1. Go to the [QuestDB Marketplace listing](https://aws.amazon.com/marketplace/search/results?searchTerms=questdb)
2. Click **Continue to Subscribe** and accept terms
3. Click **Continue to Configure**, select your region
4. Click **Continue to Launch**
5. Select instance type, VPC, subnet, and security group
6. Click **Launch**

**After launch:**

Connect to the Web Console at `http://<instance-public-ip>:9000`

Default credentials:
- **Web Console**: `admin` / `quest`
- **PostgreSQL**: `admin` / random (check `/var/lib/questdb/conf/server.conf`)

:::warning
Change default credentials immediately. See [Security](#security) below.
:::

**Configuration file location:**

```
/var/lib/questdb/conf/server.conf
```

### Manual EC2

Deploy QuestDB on any EC2 instance you configure yourself.

**Steps:**

1. Launch an EC2 instance with your preferred AMI (Ubuntu 22.04+ recommended)
2. Attach a `gp3` EBS volume for data
3. Configure the security group per the [Networking](#networking) section
4. SSH into the instance
5. Install QuestDB via [Docker](/docs/deployment/docker/) or [systemd](/docs/deployment/systemd/)

You can also download the binary directly:

```bash
curl -L https://questdb.com/download -o questdb.tar.gz
tar xzf questdb.tar.gz
./questdb.sh start
```

---

## Security

### Change default credentials

Update credentials immediately after deployment.
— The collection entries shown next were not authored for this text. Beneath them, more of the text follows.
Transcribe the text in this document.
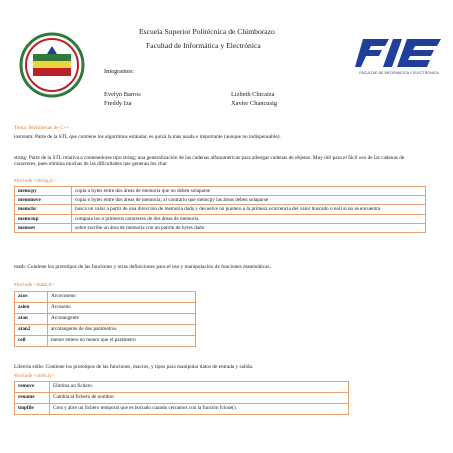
FACULTAD DE INFORMATICA Y ELECTRONICA
Escuela Superior Politécnica de Chimborazo
Facultad de Informática y Electrónica
Integrantes:
Evelyn Barros	Lizbeth Chicaiza
Freddy Iza	Xavier Chancusig
Tema: Bibliotecas de C++
iostream: Parte de la STL que contiene los algoritmos estándar, es quizá la más usada e importante (aunque no indispensable).
string: Parte de la STL relativa a contenedores tipo string; una generalización de las cadenas alfanuméricas para albergar cadenas de objetos. Muy útil para el fácil uso de las cadenas de caracteres, pues elimina muchas de las dificultades que generan los char
#include <string.h>
memcpy	copia n bytes entre dos áreas de memoria que no deben solaparse
memmove	copia n bytes entre dos áreas de memoria; al contrario que memcpy las áreas deben solaparse
memchr	busca un valor a partir de una dirección de memoria dada y devuelve un puntero a la primera ocurrencia del valor buscado o null si no se encuentra
memcmp	compara los n primeros caracteres de dos áreas de memoria
memset	sobre escribe un área de memoria con un patrón de bytes dado
math: Contiene los prototipos de las funciones y otras definiciones para el uso y manipulación de funciones matemáticas.
#include <math.h>
acos	Arcocoseno
asien	Arcoseno
atan	Arcotangente
atan2	arcotangente de dos parámetros
ceil	menor entero no menor que el parámetro
Libreria stdio: Contiene los prototipos de las funciones, macros, y tipos para manipular datos de entrada y salida.
#include <stdio.h>
remove	Elimina un fichero.
rename	Cambia al fichero de nombre.
tmpfile	Crea y abre un fichero temporal que es borrado cuando cerramos con la función fclose().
**Web Console and REST API** - edit `server.conf`:

```ini
http.user=your_username
http.password=your_secure_password
```

**PostgreSQL** - edit `server.conf`:

```ini
pg.user=your_username
pg.password=your_secure_password
```

**InfluxDB line protocol** - edit `conf/auth.json`. See
[ILP authentication](/docs/ingestion/ilp/overview/#authentication).

Restart after changes:

```bash
sudo systemctl restart questdb
```

### Disable unused interfaces

Reduce attack surface by disabling protocols you don't use:

```ini title="server.conf"
pg.enabled=false           # Disable PostgreSQL
line.tcp.enabled=false     # Disable ILP
http.enabled=false         # Disable Web Console & REST API
http.security.readonly=true  # Or make HTTP read-only
```

---

## Operations

### Upgrading

**Marketplace AMI:**

1. Stop QuestDB:
   ```bash
   sudo systemctl stop questdb
   ```

2. Back up data:
   ```bash
   sudo cp -r /var/lib/questdb /var/lib/questdb.backup
   ```

3. Download new version:

```bash
wget https://github.com/questdb/questdb/releases/download/9.4.0/questdb-9.4.0-no-jre-bin.tar.gz
tar xzf questdb-9.4.0-no-jre-bin.tar.gz
sudo cp questdb-9.4.0-no-jre-bin/questdb.jar /usr/local/bin/questdb.jar
```

4. Restart:
   ```bash
   sudo systemctl start questdb
   ```

**Manual deployments:** Follow upgrade steps for [Docker](/docs/deployment/docker/)
or [systemd](/docs/deployment/systemd/).

### Monitoring

**Health check:**

```bash
curl http://localhost:9003/status
```

**Prometheus metrics:**

```bash
curl http://localhost:9003/metrics
```

**CloudWatch integration:**

Use the CloudWatch agent to collect:
- System metrics (CPU, memory, disk I/O)
- QuestDB logs from `/var/lib/questdb/log/`
- Custom metrics scraped from the Prometheus endpoint

---

## Enterprise on AWS

QuestDB Enterprise adds production features for AWS:

- **S3 replication** - Continuous backup for durability
- **Cold storage** - Move old partitions to S3, query on-demand
- **High availability** - Automatic failover across instances

See [Enterprise Quick Start](/docs/getting-started/enterprise-quick-start/).